Sem impactar, Ellen DeGeneres volta a produzir série sobre uma lésbica

Marcelo Bernardes

Em “One Big Happy”, sitcom lançado ontem à noite na TV americana, a atriz Elisha Cuthbert – mais conhecida por ter feito o papel da filha de Jack Bauer na série “24 Horas” – interpreta Lizzy, uma lésbica travadona, que divide o apartamento com o melhor amigo, Luke (Nick Zano). Eles fizeram um pacto. Se chegarem, solteiros, aos 30 anos, vão ter um filho juntos, via fecundação in vitro. No mesmo dia que Lizzy anuncia estar grávida, Luke se casa, em Las Vegas, com uma sexy e falante inglesa (Kelly Brook), para que essa, ilegal no país, não seja deportada.

 

Elisha Cuthbert e Nick Zano em cena do sitcom "One Big Happy". (Crédito: Divulgação)
Elisha Cuthbert e Nick Zano em cena do sitcom “One Big Happy”. (Crédito: Divulgação)

 

O título do sitcom faz uma brincadeira com a expressão “uma grande família feliz”, omitindo a palavra principal. Este é o tipo de programa que, na casa dos designers Dolce & Gabbana, seria traduzido como “vamos desligar a TV agora”. Nos lares americanos, essa também pode ser uma boa ideia, mas não pelos mesmos motivos da dupla de italianos, que, na semana passada, chocou ao criticar os casais que “subvertem” a noção de uma família tradicional, ao optarem por ter “bebês sintéticos”.

 

Produzido pela apresentadora Ellen DeGeneres, “One Big Happy” é o primeiro programa do horário nobre da TV aberta americana, desde 1997, a ter uma personagem gay como protagonista. Foi a própria DeGeneres, há 18 anos, que fez história atraindo um multidão – 42 milhões – de espectadores para a frente da televisão, na noite em que a personagem que ela interpretou no seriado “Ellen”, saiu do armário.

 

Em tempos de Fernanda Montenegro e Natalia Timberg, na novela “Babilônia”, da Rede Globo, de Taylor Schilling e Laura Prepon em “Orange Is the New Black”, produzido pelo Netflix, ou de programas da TV aberta americana como “The Good Wife” e “Grey’s Anatomy”, nos quais as lésbicas (ou bissexuais) são mais nuançadas, o sitcom de DeGeneres é um retrocesso. Amparado por uma rica campanha publicitária, o sitcom nem pode ser chamado de programa de uma piada só. Piadas, nele, são inexistentes.

 

Cartaz promocional da comédia produzida por Ellen DeGeneres (Crédito: Reprodução)
Cartaz promocional da comédia produzida por Ellen DeGeneres (Crédito: Reprodução)

 

O sitcom é um desastre. Ele vem ancorado somente pelo truque de DeGeneres ser a produtora-executiva. Segundo crítica do jornal The New York Times, a comédia “é um insulto à inteligência”. Essa é a mesma opinião compartilhada por Milly Lacombe, minha parceira neste blog, e que também vem a ser gay. “Perdi uns 300 neurônios vendo isso”, disse Lacombe, via WhatsApp. “Ainda bem que o timão ganhou hoje”, completou a corintiana.

 

Já faz tempo que DeGeneres vem perdendo seu street creed, termo que surgiu em bairros negros americanos e que pode ser traduzido como aquela pessoa de maladragem e conhecimentos genuínos que emitem um grande nível de respeito. Os fãs de DeGeneres, principalmente as lésbicas, começaram a se distanciar da apresentadora depois que o programa dela de entrevistas, lançado em 2003, se mostrou superficial, e a apresentadora um pouco passiva em praticar qualquer tipo de militância pela causa gay.

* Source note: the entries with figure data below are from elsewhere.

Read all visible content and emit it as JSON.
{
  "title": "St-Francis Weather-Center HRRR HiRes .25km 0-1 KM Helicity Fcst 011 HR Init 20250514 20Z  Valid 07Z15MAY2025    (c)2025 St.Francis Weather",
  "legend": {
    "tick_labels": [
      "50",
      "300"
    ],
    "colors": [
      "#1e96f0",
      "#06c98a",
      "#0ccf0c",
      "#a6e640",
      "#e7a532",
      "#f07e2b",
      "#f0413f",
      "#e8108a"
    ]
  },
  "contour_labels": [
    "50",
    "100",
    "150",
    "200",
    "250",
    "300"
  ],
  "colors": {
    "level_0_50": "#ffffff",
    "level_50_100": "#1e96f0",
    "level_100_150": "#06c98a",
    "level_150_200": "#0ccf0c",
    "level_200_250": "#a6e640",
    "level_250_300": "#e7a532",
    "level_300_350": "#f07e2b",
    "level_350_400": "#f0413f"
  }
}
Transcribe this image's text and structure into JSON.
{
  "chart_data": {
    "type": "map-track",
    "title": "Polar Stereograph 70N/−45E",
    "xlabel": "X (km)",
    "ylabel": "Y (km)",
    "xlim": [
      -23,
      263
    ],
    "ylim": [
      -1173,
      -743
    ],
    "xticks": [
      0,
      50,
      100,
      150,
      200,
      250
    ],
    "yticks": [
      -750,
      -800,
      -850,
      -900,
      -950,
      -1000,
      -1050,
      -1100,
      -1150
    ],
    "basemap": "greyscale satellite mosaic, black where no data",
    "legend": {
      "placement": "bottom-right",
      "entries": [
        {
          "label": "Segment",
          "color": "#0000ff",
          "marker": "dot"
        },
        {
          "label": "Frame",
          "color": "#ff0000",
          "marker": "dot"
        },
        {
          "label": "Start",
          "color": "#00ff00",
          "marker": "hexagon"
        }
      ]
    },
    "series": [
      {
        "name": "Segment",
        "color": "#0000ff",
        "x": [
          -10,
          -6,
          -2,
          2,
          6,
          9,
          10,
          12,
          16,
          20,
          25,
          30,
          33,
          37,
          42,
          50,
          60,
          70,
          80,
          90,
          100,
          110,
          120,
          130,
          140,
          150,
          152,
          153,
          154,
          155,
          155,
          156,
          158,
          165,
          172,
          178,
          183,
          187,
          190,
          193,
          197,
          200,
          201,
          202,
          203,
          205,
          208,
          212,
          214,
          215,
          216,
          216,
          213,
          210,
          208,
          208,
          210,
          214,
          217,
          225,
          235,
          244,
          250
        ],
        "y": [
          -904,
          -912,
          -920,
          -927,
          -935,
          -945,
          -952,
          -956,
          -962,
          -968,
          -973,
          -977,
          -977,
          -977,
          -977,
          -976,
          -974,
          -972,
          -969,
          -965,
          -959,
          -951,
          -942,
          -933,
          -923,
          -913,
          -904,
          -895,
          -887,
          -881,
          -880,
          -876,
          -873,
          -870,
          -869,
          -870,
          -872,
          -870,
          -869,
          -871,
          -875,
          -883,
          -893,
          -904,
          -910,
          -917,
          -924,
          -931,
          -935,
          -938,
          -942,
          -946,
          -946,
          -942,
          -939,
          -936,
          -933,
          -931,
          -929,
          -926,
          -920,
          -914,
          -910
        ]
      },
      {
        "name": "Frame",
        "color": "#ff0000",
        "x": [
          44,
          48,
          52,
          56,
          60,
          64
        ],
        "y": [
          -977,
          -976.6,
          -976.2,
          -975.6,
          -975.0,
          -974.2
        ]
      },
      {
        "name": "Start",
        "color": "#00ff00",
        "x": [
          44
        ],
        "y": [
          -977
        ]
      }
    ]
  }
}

Ontem à tarde, DeGenere entrevistou Madonna em seu programa. (Crédito: Michael Rozman/Warner Bros.)
Ontem à tarde, DeGeneres entrevistou Madonna em seu programa. (Crédito: Michael Rozman/Warner Bros.)

 

Ontem à tarde, por exemplo, ao entrevistar Madonna em seu programa, DeGeneres não “empolgou”. Ficou no arroz com feijão, perguntando sobre o motivo de a cantora gostar de namorar homens mais jovens, como ela mantem a forma, e se Madonna a popstar se comporta como “uma bebezona” quando está doente (Madonna estava gripada ontem) . No último segmento, ao fazer promoção de seu novo sitcom, entrevistando o trio central de “One Big Happy”, DeGeneres seguiu sua linha apatetada. A plateia só aplaudiu quando ela deu uma cesta de cuecas (da grife que leva o nome da apresentadora) para o elenco. Conselho para DeGeneres: continue a tirar selfies na cerimônia do Oscar. Faz mais sucesso.